Much more than a cooking technique, asado, the traditional South American barbecue, is a day-long social event. The secret to the flavor of asado is the use of low burning wood fire, which slowly smokes the meat as it cooks it, enriching its flavor. That, and the superior beef grown in Uruguay, which has recently surpassed neighboring Argentina as the world's greatest source of premium, grass-fed and free range beef. Ribs are a popular cut for asado, as well as offal, like kidneys and sweetbreads, and a variety of sausages, from pork blood to chorizo.
Late summer is a time for celebration in Santa Fe, the beginning of green chile season. While grown throughout the southwest, the green chiles of Santa Fe have earned a reputation for being of superior flavor and perfume, with a deep vegetal taste and just the right amount of heat, that lends bright, green complexity to New Mexican cuisine. You can get frozen, dried, or preserved green chillies nearly anywhere I the world, but Santa Fe is one of few areas where you can enjoy the chile fresh, in this fleeting moment before it ripens into the more widely popular red-hot chile. And enjoy it you will, as fresh, fire-roasted, pickled, and stewed green chillies are pretty much the center of every meal in these parts.
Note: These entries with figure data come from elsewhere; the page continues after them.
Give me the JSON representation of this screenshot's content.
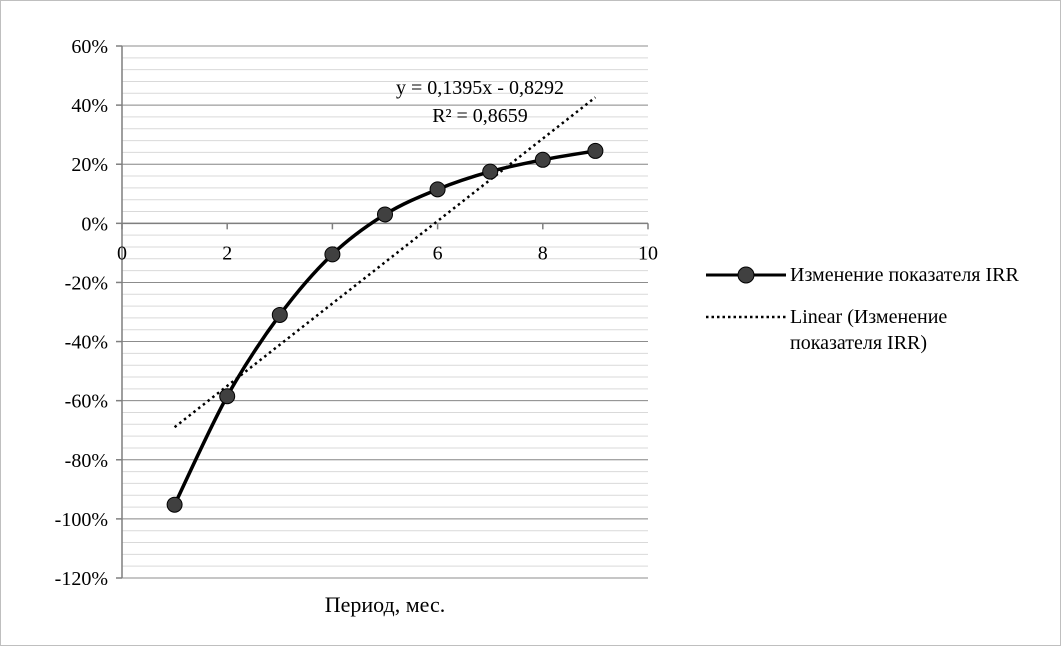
{
  "chart_data": {
    "type": "line",
    "xlabel": "Период, мес.",
    "xlim": [
      0,
      10
    ],
    "ylim": [
      -1.2,
      0.6
    ],
    "x_ticks": [
      0,
      2,
      4,
      6,
      8,
      10
    ],
    "y_ticks": [
      -1.2,
      -1.0,
      -0.8,
      -0.6,
      -0.4,
      -0.2,
      0,
      0.2,
      0.4,
      0.6
    ],
    "x_tick_labels": [
      "0",
      "2",
      "4",
      "6",
      "8",
      "10"
    ],
    "y_tick_labels": [
      "-120%",
      "-100%",
      "-80%",
      "-60%",
      "-40%",
      "-20%",
      "0%",
      "20%",
      "40%",
      "60%"
    ],
    "grid": {
      "major": true,
      "minor": true
    },
    "legend_position": "right",
    "series": [
      {
        "name": "Изменение показателя IRR",
        "x": [
          1,
          2,
          3,
          4,
          5,
          6,
          7,
          8,
          9
        ],
        "values": [
          -0.952,
          -0.585,
          -0.31,
          -0.105,
          0.03,
          0.115,
          0.175,
          0.215,
          0.245
        ],
        "color": "#000000",
        "marker": "circle",
        "marker_color": "#404040"
      }
    ],
    "trendline": {
      "name": "Linear (Изменение показателя IRR)",
      "type": "linear",
      "slope": 0.1395,
      "intercept": -0.8292,
      "x_range": [
        1,
        9
      ],
      "equation": "y = 0,1395x - 0,8292",
      "r_squared": "R² = 0,8659",
      "style": "dotted",
      "color": "#000000"
    }
  }
}
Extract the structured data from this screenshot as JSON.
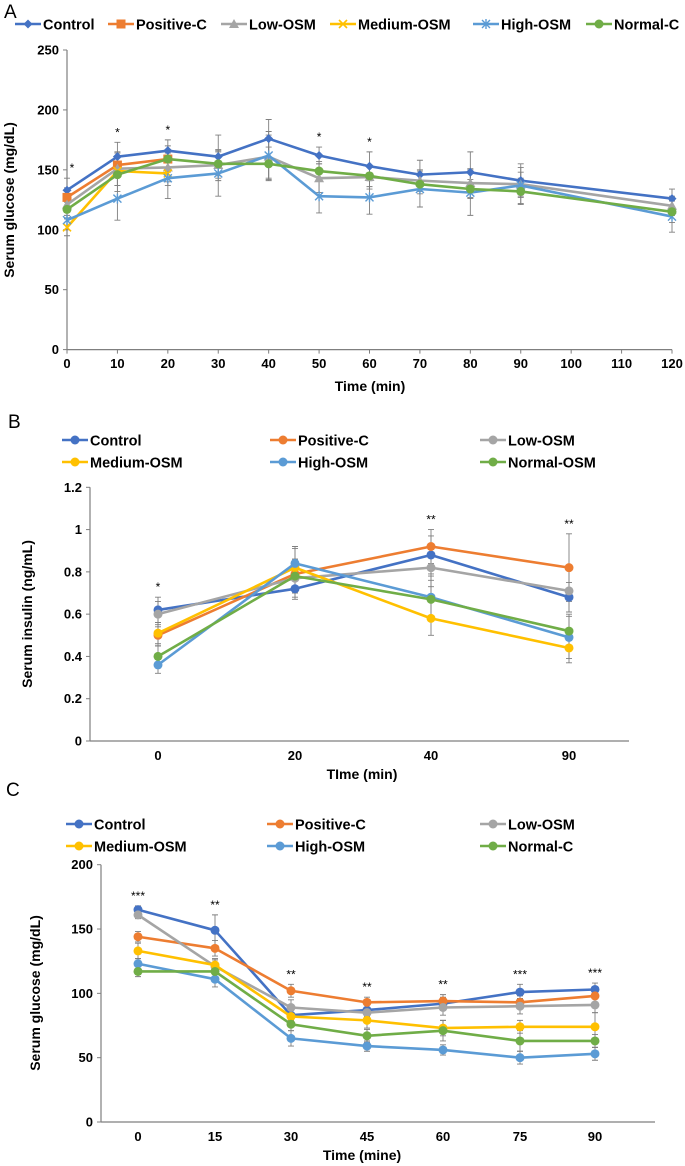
{
  "colors": {
    "Control": "#4472C4",
    "Positive-C": "#ED7D31",
    "Low-OSM": "#A5A5A5",
    "Medium-OSM": "#FFC000",
    "High-OSM": "#5B9BD5",
    "Normal-C": "#70AD47",
    "Normal-OSM": "#70AD47",
    "error": "#7F7F7F",
    "axis": "#7F7F7F"
  },
  "chart_data": [
    {
      "panel_label": "A",
      "type": "line",
      "xlabel": "Time (min)",
      "ylabel": "Serum glucose (mg/dL)",
      "xlim": [
        0,
        120
      ],
      "ylim": [
        0,
        250
      ],
      "xticks": [
        0,
        10,
        20,
        30,
        40,
        50,
        60,
        70,
        80,
        90,
        100,
        110,
        120
      ],
      "yticks": [
        0,
        50,
        100,
        150,
        200,
        250
      ],
      "grid": false,
      "legend": "top",
      "significance": [
        {
          "x": 0,
          "label": "*"
        },
        {
          "x": 10,
          "label": "*"
        },
        {
          "x": 20,
          "label": "*"
        },
        {
          "x": 50,
          "label": "*"
        },
        {
          "x": 60,
          "label": "*"
        }
      ],
      "series": [
        {
          "name": "Control",
          "marker": "diamond",
          "x": [
            0,
            10,
            20,
            30,
            40,
            50,
            60,
            70,
            80,
            90,
            120
          ],
          "values": [
            133,
            161,
            166,
            161,
            176,
            162,
            153,
            146,
            148,
            141,
            126
          ],
          "err": [
            10,
            12,
            9,
            18,
            16,
            7,
            12,
            12,
            17,
            14,
            8
          ]
        },
        {
          "name": "Positive-C",
          "marker": "square",
          "x": [
            0,
            10,
            20
          ],
          "values": [
            127,
            154,
            159
          ],
          "err": [
            8,
            10,
            8
          ]
        },
        {
          "name": "Low-OSM",
          "marker": "triangle",
          "x": [
            0,
            10,
            20,
            30,
            40,
            50,
            60,
            70,
            80,
            90,
            120
          ],
          "values": [
            121,
            151,
            152,
            154,
            161,
            143,
            144,
            141,
            139,
            138,
            120
          ],
          "err": [
            9,
            14,
            12,
            13,
            18,
            12,
            10,
            9,
            12,
            10,
            8
          ]
        },
        {
          "name": "Medium-OSM",
          "marker": "x",
          "x": [
            0,
            10,
            20
          ],
          "values": [
            102,
            149,
            147
          ],
          "err": [
            7,
            12,
            10
          ]
        },
        {
          "name": "High-OSM",
          "marker": "asterisk",
          "x": [
            0,
            10,
            20,
            30,
            40,
            50,
            60,
            70,
            80,
            90,
            120
          ],
          "values": [
            108,
            126,
            143,
            147,
            162,
            128,
            127,
            134,
            131,
            137,
            111
          ],
          "err": [
            8,
            18,
            17,
            19,
            20,
            14,
            14,
            15,
            19,
            15,
            13
          ]
        },
        {
          "name": "Normal-C",
          "marker": "circle",
          "x": [
            0,
            10,
            20,
            30,
            40,
            50,
            60,
            70,
            80,
            90,
            120
          ],
          "values": [
            117,
            146,
            159,
            155,
            155,
            149,
            145,
            138,
            134,
            132,
            115
          ],
          "err": [
            7,
            14,
            11,
            10,
            14,
            8,
            9,
            8,
            8,
            11,
            9
          ]
        }
      ]
    },
    {
      "panel_label": "B",
      "type": "line",
      "xlabel": "TIme (min)",
      "ylabel": "Serum insulin (ng/mL)",
      "categories": [
        "0",
        "20",
        "40",
        "90"
      ],
      "ylim": [
        0,
        1.2
      ],
      "yticks": [
        "0",
        "0.2",
        "0.4",
        "0.6",
        "0.8",
        "1",
        "1.2"
      ],
      "grid": false,
      "legend": "top",
      "significance": [
        "*",
        "",
        "**",
        "**"
      ],
      "series": [
        {
          "name": "Control",
          "marker": "circle",
          "values": [
            0.62,
            0.72,
            0.88,
            0.68
          ],
          "err": [
            0.06,
            0.05,
            0.09,
            0.07
          ]
        },
        {
          "name": "Positive-C",
          "marker": "circle",
          "values": [
            0.5,
            0.79,
            0.92,
            0.82
          ],
          "err": [
            0.05,
            0.07,
            0.08,
            0.16
          ]
        },
        {
          "name": "Low-OSM",
          "marker": "circle",
          "values": [
            0.6,
            0.77,
            0.82,
            0.71
          ],
          "err": [
            0.06,
            0.09,
            0.09,
            0.1
          ]
        },
        {
          "name": "Medium-OSM",
          "marker": "circle",
          "values": [
            0.51,
            0.82,
            0.58,
            0.44
          ],
          "err": [
            0.05,
            0.09,
            0.08,
            0.07
          ]
        },
        {
          "name": "High-OSM",
          "marker": "circle",
          "values": [
            0.36,
            0.84,
            0.68,
            0.49
          ],
          "err": [
            0.04,
            0.08,
            0.1,
            0.1
          ]
        },
        {
          "name": "Normal-OSM",
          "marker": "circle",
          "values": [
            0.4,
            0.78,
            0.67,
            0.52
          ],
          "err": [
            0.05,
            0.08,
            0.09,
            0.08
          ]
        }
      ]
    },
    {
      "panel_label": "C",
      "type": "line",
      "xlabel": "Time (mine)",
      "ylabel": "Serum glucose (mg/dL)",
      "categories": [
        "0",
        "15",
        "30",
        "45",
        "60",
        "75",
        "90"
      ],
      "ylim": [
        0,
        200
      ],
      "yticks": [
        "0",
        "50",
        "100",
        "150",
        "200"
      ],
      "grid": false,
      "legend": "top",
      "significance": [
        "***",
        "**",
        "**",
        "**",
        "**",
        "***",
        "***"
      ],
      "series": [
        {
          "name": "Control",
          "marker": "circle",
          "values": [
            165,
            149,
            83,
            87,
            92,
            101,
            103
          ],
          "err": [
            3,
            12,
            4,
            5,
            5,
            6,
            5
          ]
        },
        {
          "name": "Positive-C",
          "marker": "circle",
          "values": [
            144,
            135,
            102,
            93,
            94,
            93,
            98
          ],
          "err": [
            4,
            6,
            5,
            4,
            5,
            5,
            5
          ]
        },
        {
          "name": "Low-OSM",
          "marker": "circle",
          "values": [
            161,
            121,
            89,
            85,
            89,
            90,
            91
          ],
          "err": [
            3,
            5,
            6,
            6,
            6,
            6,
            6
          ]
        },
        {
          "name": "Medium-OSM",
          "marker": "circle",
          "values": [
            133,
            122,
            82,
            79,
            73,
            74,
            74
          ],
          "err": [
            6,
            5,
            6,
            6,
            6,
            5,
            11
          ]
        },
        {
          "name": "High-OSM",
          "marker": "circle",
          "values": [
            123,
            111,
            65,
            59,
            56,
            50,
            53
          ],
          "err": [
            4,
            6,
            6,
            4,
            4,
            5,
            5
          ]
        },
        {
          "name": "Normal-C",
          "marker": "circle",
          "values": [
            117,
            117,
            76,
            67,
            71,
            63,
            63
          ],
          "err": [
            4,
            5,
            5,
            5,
            8,
            8,
            5
          ]
        }
      ]
    }
  ]
}
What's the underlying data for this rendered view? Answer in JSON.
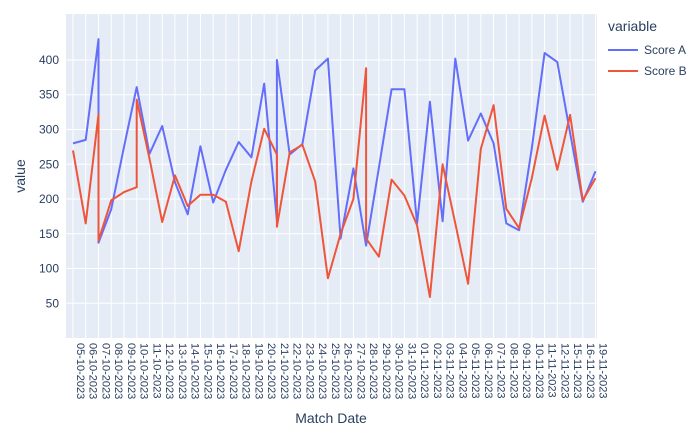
{
  "chart_data": {
    "type": "line",
    "title": "",
    "xlabel": "Match Date",
    "ylabel": "value",
    "legend_title": "variable",
    "x_categories": [
      "05-10-2023",
      "06-10-2023",
      "07-10-2023",
      "08-10-2023",
      "09-10-2023",
      "10-10-2023",
      "11-10-2023",
      "12-10-2023",
      "13-10-2023",
      "14-10-2023",
      "15-10-2023",
      "16-10-2023",
      "17-10-2023",
      "18-10-2023",
      "19-10-2023",
      "20-10-2023",
      "21-10-2023",
      "22-10-2023",
      "23-10-2023",
      "24-10-2023",
      "25-10-2023",
      "26-10-2023",
      "27-10-2023",
      "28-10-2023",
      "29-10-2023",
      "30-10-2023",
      "31-10-2023",
      "01-11-2023",
      "02-11-2023",
      "03-11-2023",
      "04-11-2023",
      "05-11-2023",
      "06-11-2023",
      "07-11-2023",
      "08-11-2023",
      "09-11-2023",
      "10-11-2023",
      "11-11-2023",
      "12-11-2023",
      "15-11-2023",
      "16-11-2023",
      "19-11-2023"
    ],
    "y_ticks": [
      50,
      100,
      150,
      200,
      250,
      300,
      350,
      400
    ],
    "ylim": [
      0,
      466
    ],
    "grid": true,
    "legend_position": "right",
    "plot_bg": "#E5ECF6",
    "grid_color": "#FFFFFF",
    "text_color": "#2a3f5f",
    "series": [
      {
        "name": "Score A",
        "color": "#636EFA",
        "points": [
          [
            "05-10-2023",
            280
          ],
          [
            "06-10-2023",
            285
          ],
          [
            "07-10-2023",
            430
          ],
          [
            "07-10-2023",
            137
          ],
          [
            "08-10-2023",
            185
          ],
          [
            "09-10-2023",
            275
          ],
          [
            "10-10-2023",
            361
          ],
          [
            "11-10-2023",
            265
          ],
          [
            "12-10-2023",
            305
          ],
          [
            "13-10-2023",
            224
          ],
          [
            "14-10-2023",
            178
          ],
          [
            "15-10-2023",
            276
          ],
          [
            "16-10-2023",
            195
          ],
          [
            "17-10-2023",
            242
          ],
          [
            "18-10-2023",
            282
          ],
          [
            "19-10-2023",
            260
          ],
          [
            "20-10-2023",
            366
          ],
          [
            "21-10-2023",
            169
          ],
          [
            "21-10-2023",
            400
          ],
          [
            "22-10-2023",
            264
          ],
          [
            "23-10-2023",
            279
          ],
          [
            "24-10-2023",
            385
          ],
          [
            "25-10-2023",
            402
          ],
          [
            "26-10-2023",
            143
          ],
          [
            "27-10-2023",
            244
          ],
          [
            "28-10-2023",
            133
          ],
          [
            "29-10-2023",
            245
          ],
          [
            "30-10-2023",
            358
          ],
          [
            "31-10-2023",
            358
          ],
          [
            "01-11-2023",
            165
          ],
          [
            "02-11-2023",
            340
          ],
          [
            "03-11-2023",
            168
          ],
          [
            "04-11-2023",
            402
          ],
          [
            "05-11-2023",
            284
          ],
          [
            "06-11-2023",
            323
          ],
          [
            "07-11-2023",
            280
          ],
          [
            "08-11-2023",
            165
          ],
          [
            "09-11-2023",
            155
          ],
          [
            "10-11-2023",
            273
          ],
          [
            "11-11-2023",
            410
          ],
          [
            "12-11-2023",
            397
          ],
          [
            "15-11-2023",
            295
          ],
          [
            "16-11-2023",
            196
          ],
          [
            "19-11-2023",
            240
          ]
        ]
      },
      {
        "name": "Score B",
        "color": "#EF553B",
        "points": [
          [
            "05-10-2023",
            270
          ],
          [
            "06-10-2023",
            165
          ],
          [
            "07-10-2023",
            322
          ],
          [
            "07-10-2023",
            140
          ],
          [
            "08-10-2023",
            198
          ],
          [
            "09-10-2023",
            210
          ],
          [
            "10-10-2023",
            217
          ],
          [
            "10-10-2023",
            343
          ],
          [
            "11-10-2023",
            258
          ],
          [
            "12-10-2023",
            167
          ],
          [
            "13-10-2023",
            234
          ],
          [
            "14-10-2023",
            190
          ],
          [
            "15-10-2023",
            206
          ],
          [
            "16-10-2023",
            206
          ],
          [
            "17-10-2023",
            196
          ],
          [
            "18-10-2023",
            125
          ],
          [
            "19-10-2023",
            225
          ],
          [
            "20-10-2023",
            301
          ],
          [
            "21-10-2023",
            264
          ],
          [
            "21-10-2023",
            160
          ],
          [
            "22-10-2023",
            267
          ],
          [
            "23-10-2023",
            278
          ],
          [
            "24-10-2023",
            225
          ],
          [
            "25-10-2023",
            86
          ],
          [
            "26-10-2023",
            150
          ],
          [
            "27-10-2023",
            200
          ],
          [
            "28-10-2023",
            388
          ],
          [
            "28-10-2023",
            143
          ],
          [
            "29-10-2023",
            117
          ],
          [
            "30-10-2023",
            228
          ],
          [
            "31-10-2023",
            205
          ],
          [
            "01-11-2023",
            162
          ],
          [
            "02-11-2023",
            59
          ],
          [
            "03-11-2023",
            250
          ],
          [
            "04-11-2023",
            165
          ],
          [
            "05-11-2023",
            78
          ],
          [
            "06-11-2023",
            272
          ],
          [
            "07-11-2023",
            335
          ],
          [
            "08-11-2023",
            186
          ],
          [
            "09-11-2023",
            158
          ],
          [
            "10-11-2023",
            230
          ],
          [
            "11-11-2023",
            320
          ],
          [
            "12-11-2023",
            242
          ],
          [
            "15-11-2023",
            321
          ],
          [
            "16-11-2023",
            198
          ],
          [
            "19-11-2023",
            230
          ]
        ]
      }
    ]
  }
}
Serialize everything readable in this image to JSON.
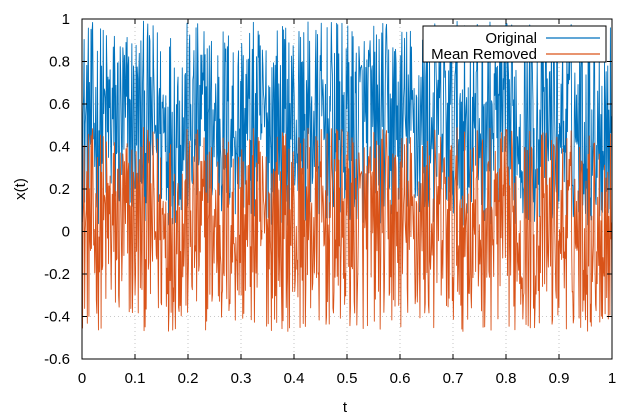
{
  "chart_data": {
    "type": "line",
    "title": "",
    "xlabel": "t",
    "ylabel": "x(t)",
    "xlim": [
      0,
      1
    ],
    "ylim": [
      -0.6,
      1
    ],
    "xticks": [
      0,
      0.1,
      0.2,
      0.3,
      0.4,
      0.5,
      0.6,
      0.7,
      0.8,
      0.9,
      1
    ],
    "xtick_labels": [
      "0",
      "0.1",
      "0.2",
      "0.3",
      "0.4",
      "0.5",
      "0.6",
      "0.7",
      "0.8",
      "0.9",
      "1"
    ],
    "yticks": [
      -0.6,
      -0.4,
      -0.2,
      0,
      0.2,
      0.4,
      0.6,
      0.8,
      1
    ],
    "ytick_labels": [
      "-0.6",
      "-0.4",
      "-0.2",
      "0",
      "0.2",
      "0.4",
      "0.6",
      "0.8",
      "1"
    ],
    "grid": true,
    "legend_position": "top-right",
    "series": [
      {
        "name": "Original",
        "color": "#0072BD",
        "x_range": [
          0,
          1
        ],
        "n_points": 1000,
        "value_range": [
          0.03,
          0.99
        ],
        "mean": 0.5
      },
      {
        "name": "Mean Removed",
        "color": "#D95319",
        "x_range": [
          0,
          1
        ],
        "n_points": 1000,
        "value_range": [
          -0.47,
          0.49
        ],
        "mean": 0
      }
    ]
  }
}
The ceviche is a dish that celebrates the freshness and diversity of seafood. So it is not coincidental that it is the national dish of Peru, which happens to be one of the world's most bountiful sources of seafood. You can find great ceviche, and similar citrus “cooked” seafood dishes all over Latin America and the mediterranean, but nowhere is the selection as plentiful and the preparation as masterful as in Peru. The Peruvian yellow chile, or aji amarillo, which is said to taste like the sun, is a favorite and common ingredient in Peruvian ceviches, and adds to the bold and delicious flavor of the dish.
Vietnamese cuisine has won many followers in the U.S. where the Pho has been a choice noodle soup for years. But fans of Vietnamese food will point to another contender for the title of premier broth.The Bun bo Hue, originated in the central Vietnamese city of Hue, is a velvety, rich broth made with pork and beef bones, with heady perfume of lemongrass and citrus, and the deep oceanic saltiness of shrimp paste. In Vietnam, the broth is sold by street vendors, who pour it over thick vermicelli noodles, braised or raw beef, sausage, and in some case, congealed pig's blood. The salty-sweet and biting broth is finished with a squeeze of lime, a handful of fresh herbs, and dried chillies.